Bir Abant magazini

Abant Platformu, 25'inci toplantısını Gaziantep'te yaptı.

Kimi bunu, 25'inci yıl olarak algıladı, öyle konuştu ama mahsuru yok...

Demek ki, 14'üncü yılında çeyrek yüzyıllık bir algı oluşturmuş.

Bir uçak dolusu insan, Gaziantep'e adeta çıkarma yaptı.

İğneden ipliğe iyi organize edilmiş bir programdı, hakkını verelim. Bunda, Gaziantep'in yüz akı Zirve Üniversitesi'nin katkısını da atlamayalım.

Rektör Profesör Adnan Kısa önderliğindeki üniversite, hemen her şeye koştuğu gibi, muazzam kampüsü ile parmak ısırttı.

Dünya kalitesinde bir eğitim kenti kazandırıyorlar, Gaziantep'e... Tesisleri, yaşam alanları ve kampüse bakan devasa konut projeleri ile adeta yeni Bilkent kuruluyor, haber vereyim.

Birand klasiği

100'e yakın katılımcı içerisinde kuşkusuz en renkli isim Mehmet Ali Birand'dı. Gezinin yıldızıydı. Adım başı yolu çevrilip röportaj yapıldı, hayranları hatıra fotoğrafı çektirdi. Aman nazar değmesin, çok zinde ve enerjikti. Turp gibi görünüyordu.

Oturumların da en renkli ismiydi. Sorulması gerekenleri sordu, bildik sıkıcı panel atmosferini dağıtan kişi oldu.

Oturum demişken... Abant Platformu'nun gündemi Arap Baharı'ydı.

Eksik yazmayalım: "Arap Baharı"ndan sonra Ortadoğu'nun geleceği ve Türkiye.

Hatırı sayılır Arap, Amerikalı, İsrailli ve çeşitli ülkelerden yabancı gazeteciler, akademisyenler, strateji veya düşünce kuruluşu temsilcileri Gaziantep'te toplanmıştı.

Ciddi tartışmalar oldu.

Bahar değil uyanış!

En büyük itiraz Arap dünyasındaki gelişmelere "Arap Baharı" denmesine oldu mesela. Bu adı Batı verdi, "Arab Spring".

"Spring" Türkçe'ye "bahar" olarak çevrildi.

Oysa... Batı jargonunda bunun, "uyanış" anlamında kullanıldığına atıf yapıldı... vesaire... Toplantılarda Arap katılımcıların ciddi baskınlığı vardı.

Öyle ki, Türk konuşmacılar Mısır, Libya, Tunus ve Suriye'deki olaylara isim vermekte bile zorlandı. "İsyan" deseler olmuyor, "kalkışma" deyince itirazlar yükseliyor, "devrim" demeyi kimse içine sindiremiyor, filan...

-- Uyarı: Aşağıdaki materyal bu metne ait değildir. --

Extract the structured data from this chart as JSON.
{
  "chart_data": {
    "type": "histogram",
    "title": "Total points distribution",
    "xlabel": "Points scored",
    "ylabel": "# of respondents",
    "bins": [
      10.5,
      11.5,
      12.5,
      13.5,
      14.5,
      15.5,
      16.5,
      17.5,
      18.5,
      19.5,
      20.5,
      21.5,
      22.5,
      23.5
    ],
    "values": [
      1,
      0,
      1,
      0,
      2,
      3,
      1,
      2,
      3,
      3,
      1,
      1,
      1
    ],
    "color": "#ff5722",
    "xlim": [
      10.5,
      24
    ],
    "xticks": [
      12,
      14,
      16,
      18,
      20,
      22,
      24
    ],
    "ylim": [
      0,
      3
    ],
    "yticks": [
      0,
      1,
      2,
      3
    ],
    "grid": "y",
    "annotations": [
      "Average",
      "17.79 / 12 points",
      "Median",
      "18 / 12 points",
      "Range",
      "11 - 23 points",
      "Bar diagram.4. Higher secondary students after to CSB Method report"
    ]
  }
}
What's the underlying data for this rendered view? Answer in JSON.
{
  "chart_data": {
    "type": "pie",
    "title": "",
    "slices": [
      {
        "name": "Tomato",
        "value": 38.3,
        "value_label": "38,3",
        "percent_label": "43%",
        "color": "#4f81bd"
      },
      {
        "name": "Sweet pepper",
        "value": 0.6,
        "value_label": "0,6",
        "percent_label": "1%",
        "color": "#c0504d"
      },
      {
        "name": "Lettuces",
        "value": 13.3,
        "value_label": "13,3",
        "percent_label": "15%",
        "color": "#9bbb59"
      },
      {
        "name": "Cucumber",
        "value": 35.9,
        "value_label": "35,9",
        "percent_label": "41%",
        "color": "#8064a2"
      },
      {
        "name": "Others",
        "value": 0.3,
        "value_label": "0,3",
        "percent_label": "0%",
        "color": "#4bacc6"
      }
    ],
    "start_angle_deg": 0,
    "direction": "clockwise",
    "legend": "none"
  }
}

Şurası çok açık ki, Araplar yaptıkları ile gurur duyuyorlar. Ne Türkiye'nin ne de Batı'nın kendilerine ağabeylik yapmasını, müdahale etmesini istemiyorlar. Yanlarında olalım, yeter.

Al sana asimilasyon!

Cuma akşamı İstanbul Çırağan Sarayı'nda akşam yemeği ve ilk oturumla başlayan toplantı, tüm hafta sonu Gaziantep'te bu konular etrafında geçti. Türkiye'nin Kürt meselesine ve teröre sıra gelmedi. Kürt demişken... Bir yerde geçti.

Son gün... Zeugma Müzesi'ne uğradık... İki bin yıllık mozaikleri hayranlıkla dolaştık. Ve gezinin esprisini Kadri Gürsel burada patlattı.

Kürt kökenli yazar Ümit Fırat'a yaklaşıp mozaiklerdeki efsanevi karakterleri işaret ederek, noktayı koydu:

"Bunlar Roma'nın asimile ettiği Kürtler!"